COLUMBUS - Tobacco manufacturers must stop advertising on matchbook covers, the Ohio Supreme Court unanimously ruled yesterday.
The court found that R.J. Reynolds Tobacco Co., the nation's second-largest tobacco manufacturer, violated the terms of the $260 billion settlement the industry struck with Ohio and 45 other states in 1998 that prohibits advertising on merchandise outside of adult-only establishments.
The court found that matchbooks are a form of merchandise, even though the maker of one in every four cigarettes sold in the United States contended they were meant to be given away for free to adults at bars, tobacco shops, and other adult venues.
"It has been said that 'close cover before striking' is the most printed phrase in the history of the world, and [D.D. Bean & Sons'] promotional materials relate the pervasiveness of branded matches, not just to the smoking set, but to millions of other consumers," Justice Paul Pfeifer wrote.
Justice Pfeifer cited the words of the New Hampshire matchbook manufacturer who sold advertising space to R.J. Reynolds that "for every person who picks up a matchbook, there are eight other people who see it as well."

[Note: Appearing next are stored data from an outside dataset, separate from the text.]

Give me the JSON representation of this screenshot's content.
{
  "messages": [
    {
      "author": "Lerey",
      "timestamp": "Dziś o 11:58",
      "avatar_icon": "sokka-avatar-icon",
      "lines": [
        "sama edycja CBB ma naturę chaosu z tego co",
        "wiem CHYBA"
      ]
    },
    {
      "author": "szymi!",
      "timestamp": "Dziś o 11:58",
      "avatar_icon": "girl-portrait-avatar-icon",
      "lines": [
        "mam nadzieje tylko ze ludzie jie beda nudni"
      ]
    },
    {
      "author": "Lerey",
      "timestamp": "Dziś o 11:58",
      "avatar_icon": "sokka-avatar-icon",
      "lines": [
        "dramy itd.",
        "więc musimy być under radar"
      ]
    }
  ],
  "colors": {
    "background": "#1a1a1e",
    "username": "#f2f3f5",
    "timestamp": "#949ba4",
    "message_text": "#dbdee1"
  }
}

The state initially lost the court fight in Franklin County Common Pleas Court, which ruled that, since matchbooks are not typically sold commercially, they don't qualify as merchandise. The 10th District Court of Appeals disagreed, prompting the appeal to the Supreme Court.
"Matchbooks are indisputably in the stream of commerce, and once the plunge into that stream is made, the items remain merchandise," Justice Pfeifer wrote. "Metaphorically speaking, an item cannot enter the stream of commerce without getting wet."
Yesterday's decision was applauded by Ohio Attorney General Jim Petro, whose office maintained that at least some of the matchbooks were being given away at convenience stores or sold commercially.
R.J. Reynolds - whose brands include Camel, Winston, Salem, and Doral - already had ceased matchbook advertising as it waited to hear the results of this case, company spokesman Mark Smith said. Its competitors had stopped such advertising.
"It has been our opinion that the practice of purchasing space on matchbook covers to advertise cigarettes fully complied with the master settlement agreement," he said. "While the master settlement agreement bans certain forms of marketing, we believe it does not ban this type of advertising. The Ohio Supreme Court has said otherwise."
The lawsuits filed by the states against R.J. Reynolds, Philip Morris, and other major tobacco companies contended the manufacturers were targeting youths with their advertising and that ailments for lung cancer and other ailments associated with smoking had tasked their health programs.
Ohio receives annual installments on the roughly $10 billion it is slated to receive over 25 years under the settlement.